Due giovani “di colore” mi passano accanto, sento i nomi mentre si richiamano a vicenda: Alì e Halimah. Non sono svevi né angioini, ma non sono neppure “turchi”, in quella generica classe di individui dove non pochi palermitani includono sia gente dell’estremo oriente che del sud America.

Provengono da altre terre, forse quelle dalle quali 70 mila anni fa sono partiti coloro che hanno reso viva questa terra. Siamo tutti figli di quella migrazione antica.
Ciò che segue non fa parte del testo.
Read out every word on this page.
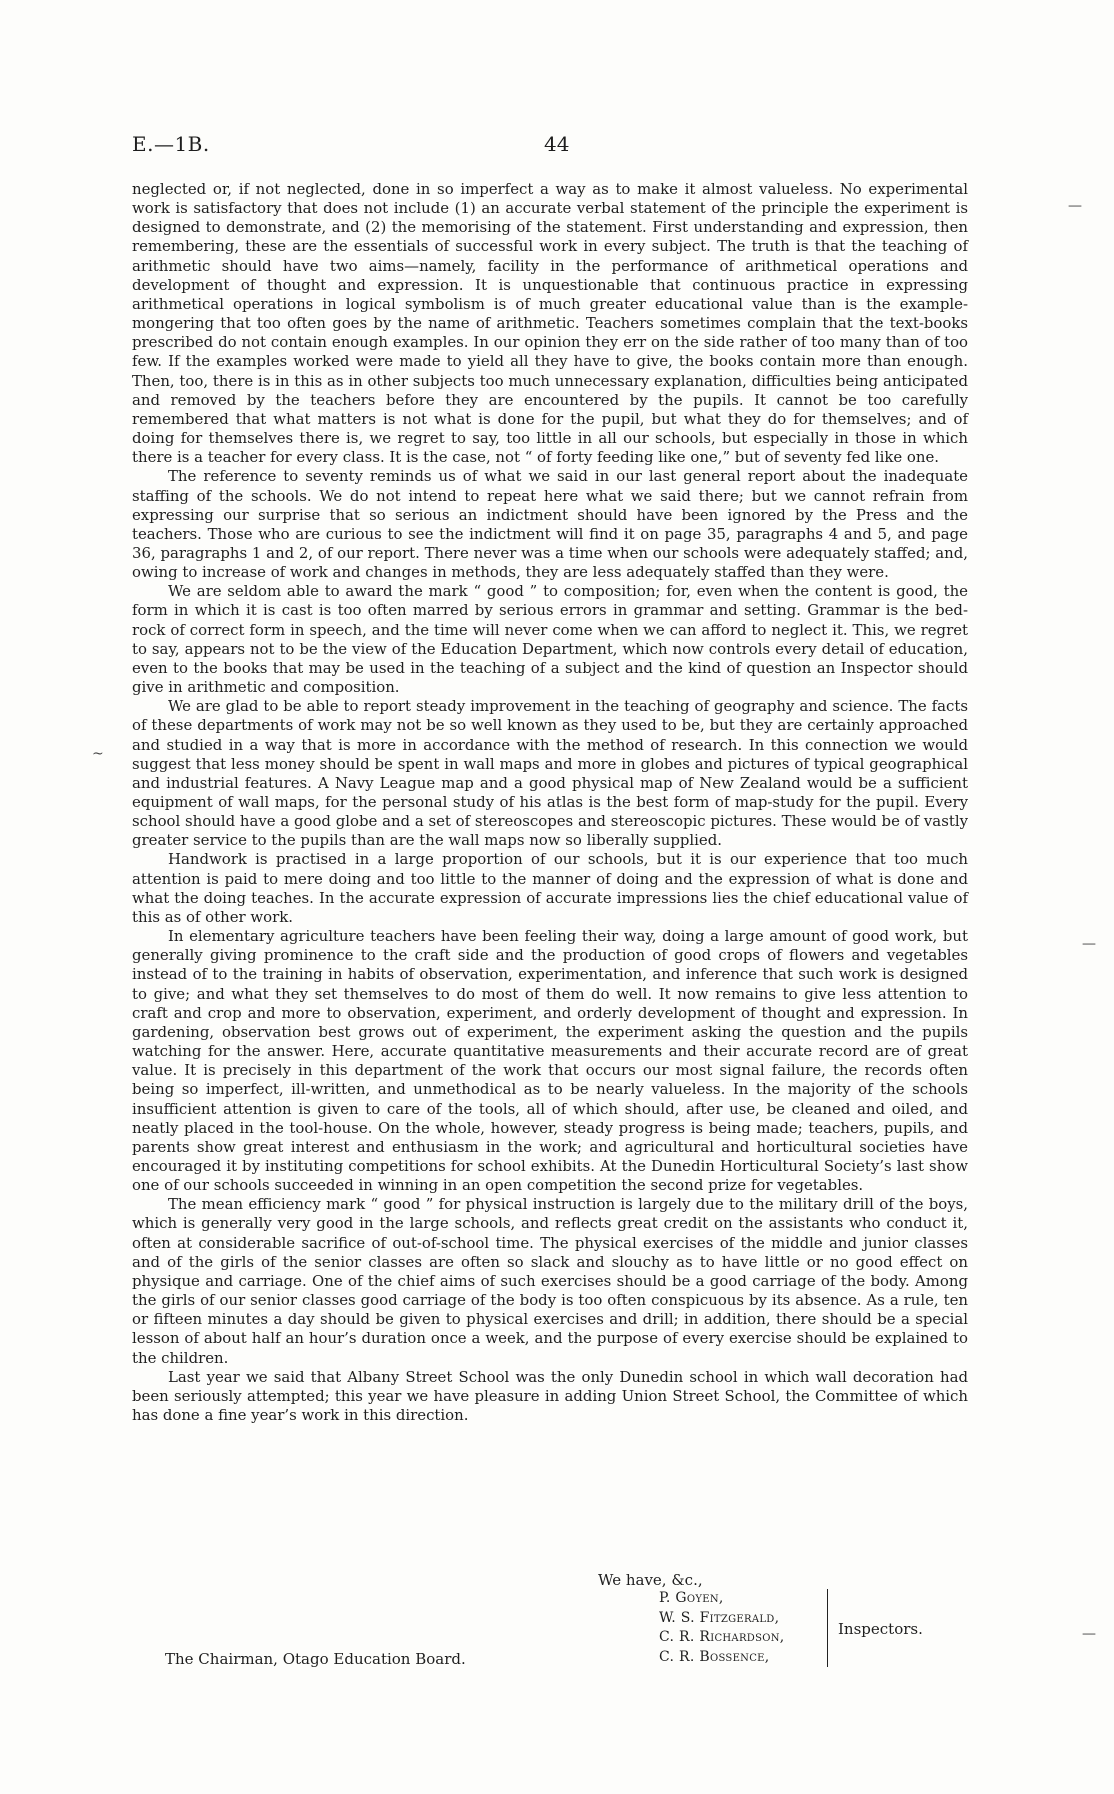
E.—1B.	44

neglected or, if not neglected, done in so imperfect a way as to make it almost valueless. No experimental work is satisfactory that does not include (1) an accurate verbal statement of the principle the experiment is designed to demonstrate, and (2) the memorising of the statement. First understanding and expression, then remembering, these are the essentials of successful work in every subject. The truth is that the teaching of arithmetic should have two aims—namely, facility in the performance of arithmetical operations and development of thought and expression. It is unquestionable that continuous practice in expressing arithmetical operations in logical symbolism is of much greater educational value than is the example-mongering that too often goes by the name of arithmetic. Teachers sometimes complain that the text-books prescribed do not contain enough examples. In our opinion they err on the side rather of too many than of too few. If the examples worked were made to yield all they have to give, the books contain more than enough. Then, too, there is in this as in other subjects too much unnecessary explanation, difficulties being anticipated and removed by the teachers before they are encountered by the pupils. It cannot be too carefully remembered that what matters is not what is done for the pupil, but what they do for themselves; and of doing for themselves there is, we regret to say, too little in all our schools, but especially in those in which there is a teacher for every class. It is the case, not “ of forty feeding like one,” but of seventy fed like one.

The reference to seventy reminds us of what we said in our last general report about the inadequate staffing of the schools. We do not intend to repeat here what we said there; but we cannot refrain from expressing our surprise that so serious an indictment should have been ignored by the Press and the teachers. Those who are curious to see the indictment will find it on page 35, paragraphs 4 and 5, and page 36, paragraphs 1 and 2, of our report. There never was a time when our schools were adequately staffed; and, owing to increase of work and changes in methods, they are less adequately staffed than they were.

We are seldom able to award the mark “ good ” to composition; for, even when the content is good, the form in which it is cast is too often marred by serious errors in grammar and setting. Grammar is the bed-rock of correct form in speech, and the time will never come when we can afford to neglect it. This, we regret to say, appears not to be the view of the Education Department, which now controls every detail of education, even to the books that may be used in the teaching of a subject and the kind of question an Inspector should give in arithmetic and composition.

We are glad to be able to report steady improvement in the teaching of geography and science. The facts of these departments of work may not be so well known as they used to be, but they are certainly approached and studied in a way that is more in accordance with the method of research. In this connection we would suggest that less money should be spent in wall maps and more in globes and pictures of typical geographical and industrial features. A Navy League map and a good physical map of New Zealand would be a sufficient equipment of wall maps, for the personal study of his atlas is the best form of map-study for the pupil. Every school should have a good globe and a set of stereoscopes and stereoscopic pictures. These would be of vastly greater service to the pupils than are the wall maps now so liberally supplied.

Handwork is practised in a large proportion of our schools, but it is our experience that too much attention is paid to mere doing and too little to the manner of doing and the expression of what is done and what the doing teaches. In the accurate expression of accurate impressions lies the chief educational value of this as of other work.

In elementary agriculture teachers have been feeling their way, doing a large amount of good work, but generally giving prominence to the craft side and the production of good crops of flowers and vegetables instead of to the training in habits of observation, experimentation, and inference that such work is designed to give; and what they set themselves to do most of them do well. It now remains to give less attention to craft and crop and more to observation, experiment, and orderly development of thought and expression. In gardening, observation best grows out of experiment, the experiment asking the question and the pupils watching for the answer. Here, accurate quantitative measurements and their accurate record are of great value. It is precisely in this department of the work that occurs our most signal failure, the records often being so imperfect, ill-written, and unmethodical as to be nearly valueless. In the majority of the schools insufficient attention is given to care of the tools, all of which should, after use, be cleaned and oiled, and neatly placed in the tool-house. On the whole, however, steady progress is being made; teachers, pupils, and parents show great interest and enthusiasm in the work; and agricultural and horticultural societies have encouraged it by instituting competitions for school exhibits. At the Dunedin Horticultural Society’s last show one of our schools succeeded in winning in an open competition the second prize for vegetables.

The mean efficiency mark “ good ” for physical instruction is largely due to the military drill of the boys, which is generally very good in the large schools, and reflects great credit on the assistants who conduct it, often at considerable sacrifice of out-of-school time. The physical exercises of the middle and junior classes and of the girls of the senior classes are often so slack and slouchy as to have little or no good effect on physique and carriage. One of the chief aims of such exercises should be a good carriage of the body. Among the girls of our senior classes good carriage of the body is too often conspicuous by its absence. As a rule, ten or fifteen minutes a day should be given to physical exercises and drill; in addition, there should be a special lesson of about half an hour’s duration once a week, and the purpose of every exercise should be explained to the children.

Last year we said that Albany Street School was the only Dunedin school in which wall decoration had been seriously attempted; this year we have pleasure in adding Union Street School, the Committee of which has done a fine year’s work in this direction.

We have, &c.,
P. Goyen,
W. S. Fitzgerald,
C. R. Richardson,
C. R. Bossence,
Inspectors.
The Chairman, Otago Education Board.
—
~
—
—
Io, che ascolto il respiro della storia delle pietre che delimitano questa strada, e loro, i due giovani ridenti, che vi passano sopra senza nulla sapere dei Guglielmo, malo il primo e buono il secondo, e della loro al-Aziza, ma che oggi stanno dando ossigeno all’odierno respiro di queste stesse pietre.
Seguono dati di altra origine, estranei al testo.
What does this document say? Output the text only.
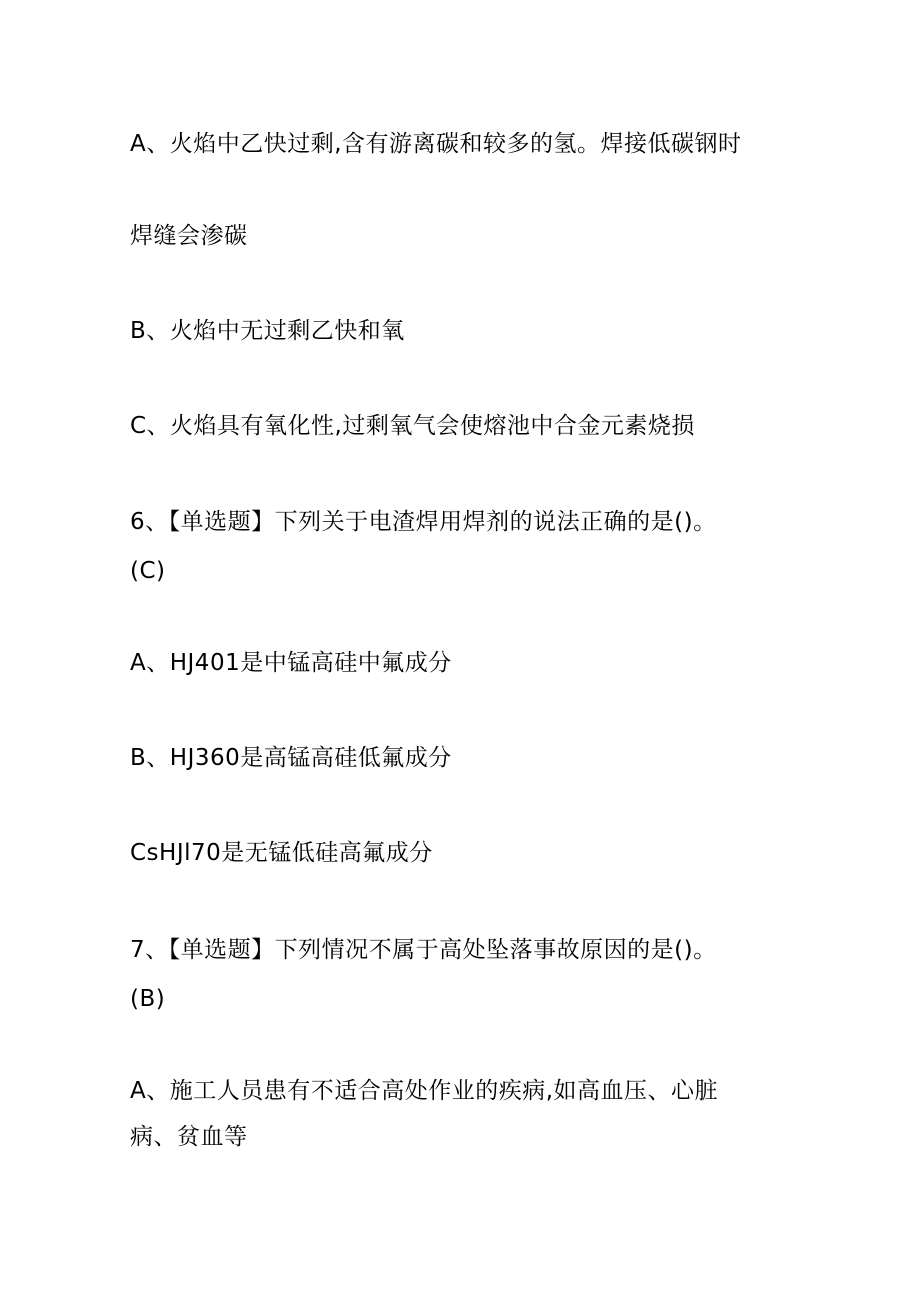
A、火焰中乙快过剩,含有游离碳和较多的氢。焊接低碳钢时

焊缝会渗碳

B、火焰中无过剩乙快和氧

C、火焰具有氧化性,过剩氧气会使熔池中合金元素烧损

6、【单选题】下列关于电渣焊用焊剂的说法正确的是()。

(C)

A、HJ401是中锰高硅中氟成分

B、HJ360是高锰高硅低氟成分

CsHJl70是无锰低硅高氟成分

7、【单选题】下列情况不属于高处坠落事故原因的是()。

(B)

A、施工人员患有不适合高处作业的疾病,如高血压、心脏

病、贫血等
Non calpesto più il basalto scuro, quello pregiato di Napoli, che componeva le basole di corso Vittorio Emanuele, ma sento che questo è sostituito efficacemente dall’odore di chhenagaja o dalle insegne stradali plurilingue.

Comprendo fino in fondo che le pietre di Palermo sono i blocchi di “tufo” in cui ritrovare segni di ammoniti, i grandi palazzi e le belle fontane che adornano gli spazi; ma che sono pietre vive le voci di uno sciame di bambini dalla carnagione più scura della mia che escono dalla scuola Madre Teresa di Calcutta e si riversano in via Fiume; sono pietre vive gli ortaggi insoliti esposti nel vecchio mercato arabo di Ballarò; come sono pietre i pupi che la mano esperta dei pupari fa risorgere ogni sera.

Siamo come i marmi mischi e tramischi, che accostano calcareniti provenienti da tanti luoghi, anche lontani, e che assumono senso solo accostati. Il colore del marmo, ci dicono i geologi, dipende dalla presenza di impurità: ossidi di ferro, di argilla, di limo. Penso che spesso la bellezza e la varietà dipende dalle impurità. Siamo intarsi, anzi singole tarsie nel disegno che colora, forma e trasforma questa città. E non posso che leggere oggi in questa città, che mi circonda e mi dà il respiro come d’infinito, la sintesi di tutte le storie del mondo.

Le culture migranti non sono solo un passaggio; Alì e Halimah non sono come scirocco che dura un numero dispari di giorni e svanisce. Sono delle pietre, solide e vive, che costituiscono questa mia città: Palermo.